Study Notes for CS224w

Study notes for Stanford CS224W: Machine Learning with Graphs by Jure Leskovec.

Network and Random Graph Properties

  • Degree Distribution: P(k)
    • Represents the distribution of node degrees
  • Path Length: h
    • Path: A route that can intersect itself and pass through the same edge multiple times
    • Distance: The shortest path between two points
    • Diameter: The maximum shortest path length between any two nodes in a graph
    • Average Path Length: Sum of distances divided by the number of node pairs
  • Clustering Coefficient: C
    • Measures the connectivity of a node's neighbors: Number of edges between neighbors divided by the node's degree:

      \[ C_{i}=\frac{2 e_{i}}{k_{i}\left(k_{i}-1\right)} \]

  • Connected Components
    • The size of the largest component (giant component) is called connectivity, which is the number of nodes in the largest connected subgraph
  • Random Graph Model
    • Viewing a graph as the result of a random process, with two parameters n and p: n total nodes, with edges independently established with probability p. Clearly, these two parameters are not sufficient to uniquely determine a graph. Consider its degree distribution, path length, and clustering coefficient

    • P(k):

      \[ P(k)=\left(\begin{array}{c} n-1 \\ k \end{array}\right) p^{k}(1-p)^{n-1-k} \]

    • h: Olog(n)

    • C:

      \[ =\frac{p \cdot k_{i}\left(k_{i}-1\right)}{k_{i}\left(k_{i}-1\right)}=p=\frac{\bar{k}}{n-1} \approx \frac{\bar{k}}{n} \]

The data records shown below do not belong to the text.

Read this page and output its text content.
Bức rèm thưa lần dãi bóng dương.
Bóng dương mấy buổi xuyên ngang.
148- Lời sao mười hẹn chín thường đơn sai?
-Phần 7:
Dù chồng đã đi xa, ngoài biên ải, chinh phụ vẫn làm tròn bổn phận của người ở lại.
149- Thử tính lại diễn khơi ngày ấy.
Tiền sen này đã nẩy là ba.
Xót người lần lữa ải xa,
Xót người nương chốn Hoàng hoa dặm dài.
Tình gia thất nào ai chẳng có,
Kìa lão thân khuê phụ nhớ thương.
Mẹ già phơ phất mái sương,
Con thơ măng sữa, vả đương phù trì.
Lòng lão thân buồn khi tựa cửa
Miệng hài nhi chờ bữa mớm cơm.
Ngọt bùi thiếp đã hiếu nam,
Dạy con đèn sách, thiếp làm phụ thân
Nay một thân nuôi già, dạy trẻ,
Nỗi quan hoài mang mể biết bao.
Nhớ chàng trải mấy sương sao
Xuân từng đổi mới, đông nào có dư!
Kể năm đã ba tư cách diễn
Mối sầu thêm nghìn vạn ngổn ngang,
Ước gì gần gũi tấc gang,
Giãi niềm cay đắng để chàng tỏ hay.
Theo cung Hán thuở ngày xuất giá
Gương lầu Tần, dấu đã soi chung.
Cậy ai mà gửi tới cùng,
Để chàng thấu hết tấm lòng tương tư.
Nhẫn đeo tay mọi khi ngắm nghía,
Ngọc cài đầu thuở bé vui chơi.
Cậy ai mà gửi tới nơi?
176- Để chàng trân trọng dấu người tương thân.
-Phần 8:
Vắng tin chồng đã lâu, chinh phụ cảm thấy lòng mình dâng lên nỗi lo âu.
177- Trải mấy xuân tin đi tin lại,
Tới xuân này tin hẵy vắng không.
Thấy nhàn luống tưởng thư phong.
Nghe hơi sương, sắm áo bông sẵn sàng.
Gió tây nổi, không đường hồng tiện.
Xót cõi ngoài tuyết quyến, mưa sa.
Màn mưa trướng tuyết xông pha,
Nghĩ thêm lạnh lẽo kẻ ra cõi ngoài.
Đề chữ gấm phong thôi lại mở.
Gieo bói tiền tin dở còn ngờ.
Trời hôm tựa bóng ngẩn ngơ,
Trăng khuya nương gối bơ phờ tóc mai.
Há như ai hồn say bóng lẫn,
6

    • Connectivity: As p increases, the graph becomes increasingly likely to have connected subgraphs, specifically as follows: GuQgQf.png

  • Small World Model
    • Maintaining a high clustering coefficient while having a short diameter GulXgP.png
    • How to construct such a graph? Start with a high-clustering, long-diameter graph, and introduce shortcuts: Gu3QeS.png
  • Kronecker Graphs: Recursively generating large realistic graphs

Graph Features: Texture, Subgraphs, Small Graphs

  • Subgraphs, taking a three-node subgraph as an example: Gu8hj0.png

  • Assuming all nodes are identical, subgraphs focus on structural features of nodes and edges. If we define a significance for each subgraph, we can construct a feature vector.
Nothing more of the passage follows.